Take climate change: most of the reliable scientific evidence suggests two things: that it is speeding up and that man is contributing to it. The single most important factor causing rising temperatures is the amount of carbon in the atmosphere, in the form of CO² and methane.
Did those last two sentences make you sigh and roll your eyes? Did you by any chance feel like clicking away from this and reading about Donald Trump’s latest gaffe? Stick with me – there’s more on him later…
Did you know, since the Rio climate accord 25 years ago, the UK has reduced its carbon emissions faster than any other G7 country? In that time it has also grown its economy faster than its G7 partners. Facts like that don’t set your pulse racing. And yet they’re significant: they show that tackling climate change might not be an economic loser. A common misconception is that renewables aren't competitive or compatible with conventional fossil resources, but this is being turned on its head. Some countries are waking up fast to this. But no country can solve global warming on its own.
Two years ago in Paris, COP21 achieved a seemingly impossible feat of uniting world leaders into action. Most recognised the sound common sense of setting a global cap on temperature rise and their commitment was underscored by financial support for developing nations. But did it go far enough?
Climate is a complex issue: the majority acknowledges it, but no consensus on how to tackle it has yet to form in the public imagination: we may agree on the diagnosis, but not on the cure. Now, some will argue that COP21 administered the first spoonful of much-needed medicine. But to many experts and activists COP21 was like administering cough medicine to a cancer patient.

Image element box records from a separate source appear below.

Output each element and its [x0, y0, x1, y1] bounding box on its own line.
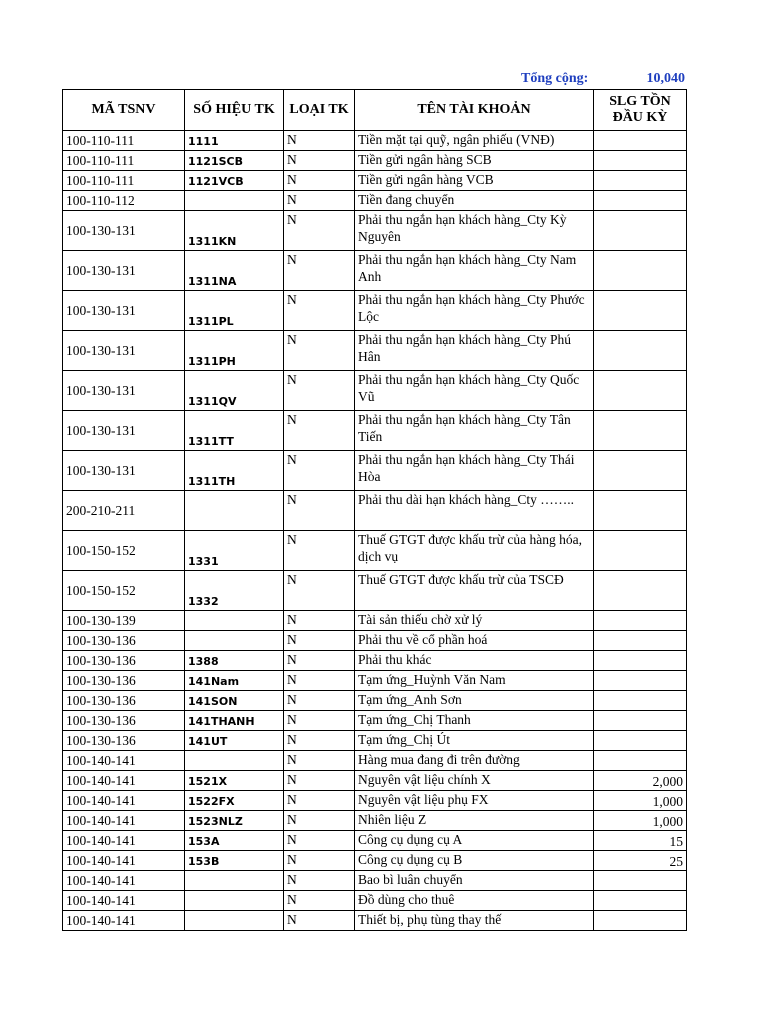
cell-so-hieu-tk: 1332 — [185, 571, 284, 611]
cell-slg-ton: 15 — [594, 831, 687, 851]
table-row — [63, 771, 687, 791]
cell-slg-ton: 2,000 — [594, 771, 687, 791]
table-row — [63, 731, 687, 751]
table-row — [63, 651, 687, 671]
cell-ten-tai-khoan: Phải thu khác — [355, 651, 594, 671]
cell-slg-ton — [594, 911, 687, 931]
cell-so-hieu-tk — [185, 891, 284, 911]
cell-loai-tk: N — [284, 331, 355, 371]
cell-so-hieu-tk: 1311PH — [185, 331, 284, 371]
table-row — [63, 491, 687, 531]
table-row — [63, 631, 687, 651]
cell-so-hieu-tk: 141UT — [185, 731, 284, 751]
cell-loai-tk: N — [284, 651, 355, 671]
cell-so-hieu-tk: 1311QV — [185, 371, 284, 411]
total-label: Tổng cộng: — [521, 71, 589, 86]
cell-slg-ton — [594, 631, 687, 651]
cell-slg-ton — [594, 711, 687, 731]
cell-so-hieu-tk: 1388 — [185, 651, 284, 671]
cell-ten-tai-khoan: Tài sản thiếu chờ xử lý — [355, 611, 594, 631]
cell-loai-tk: N — [284, 711, 355, 731]
cell-slg-ton — [594, 411, 687, 451]
cell-slg-ton — [594, 531, 687, 571]
cell-ten-tai-khoan: Tiền gửi ngân hàng VCB — [355, 171, 594, 191]
table-row — [63, 831, 687, 851]
cell-ten-tai-khoan: Phải thu ngắn hạn khách hàng_Cty Nam Anh — [355, 251, 594, 291]
cell-slg-ton — [594, 251, 687, 291]
cell-loai-tk: N — [284, 671, 355, 691]
cell-ten-tai-khoan: Phải thu ngắn hạn khách hàng_Cty Phước Lộc — [355, 291, 594, 331]
cell-loai-tk: N — [284, 811, 355, 831]
table-row — [63, 911, 687, 931]
cell-loai-tk: N — [284, 871, 355, 891]
cell-loai-tk: N — [284, 631, 355, 651]
cell-ten-tai-khoan: Đồ dùng cho thuê — [355, 891, 594, 911]
cell-loai-tk: N — [284, 251, 355, 291]
cell-loai-tk: N — [284, 751, 355, 771]
table-row — [63, 331, 687, 371]
cell-so-hieu-tk — [185, 631, 284, 651]
table-row — [63, 891, 687, 911]
header-slg-ton: SLG TỒN ĐẦU KỲ — [594, 90, 687, 131]
cell-ten-tai-khoan: Tiền đang chuyển — [355, 191, 594, 211]
table-row — [63, 291, 687, 331]
cell-slg-ton — [594, 731, 687, 751]
table-row — [63, 251, 687, 291]
cell-so-hieu-tk — [185, 871, 284, 891]
cell-ten-tai-khoan: Tạm ứng_Huỳnh Văn Nam — [355, 671, 594, 691]
cell-loai-tk: N — [284, 531, 355, 571]
cell-slg-ton — [594, 151, 687, 171]
table-row — [63, 171, 687, 191]
table-row — [63, 411, 687, 451]
cell-slg-ton — [594, 451, 687, 491]
table-row — [63, 451, 687, 491]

Some say the quickest and best solution would be to implement a global carbon pricing scheme. But COP has so far failed to deliver a definitive vision of a world emissions trading scheme. This has to change.
As well as the environmental, there is also an economic cost associated with not acting. We are beginning to measure and predict this far more accurately. Businesses have been the first to heed the warning. Environmental policies and sustainability are concepts now firmly embedded within all of the top global companies. And yet more must be done.
The withdrawal from the EU and the Common Agricultural Policy (CAP) offers a chance for the UK government to show real leadership in developing a thriving bioeconomy and disruptive green technology. The UK would be well-placed to advocate for global measures and leverage it's still considerable network in Commonwealth countries in Asia and Africa.
However, I would argue that international diplomacy is the key to achieving a sustainable solution to climate change. An example of this came when French President Emmanuel Macron was visited by US counterpart Donald Trump over the recent Bastille holiday. Macron pushed Trump to rethink his position on the Paris Climate deal, and made it using the economic case.
Because international and global organisations and institutions such as the UNFCC wield only soft power it’s vital that world leaders take up the slack. Mr Trump may be talking up “America First” at home, but he will soon learn that he won’t be able to ignore his foreign counterparts forever.
It’s not just climate change. The same can be said for the challenges of terrorism, migration and financial transparency. As Bono says: "No matter how much we disagree, a lot can be achieved if the one thing we agree on is important enough." Love him or loathe him, the singer and campaigner has used this mantra to get all parts of the political spectrum, left and right, to work for common causes.
In our new post-Brexit, post-truth, postmodern age, cooperation is the name of the game.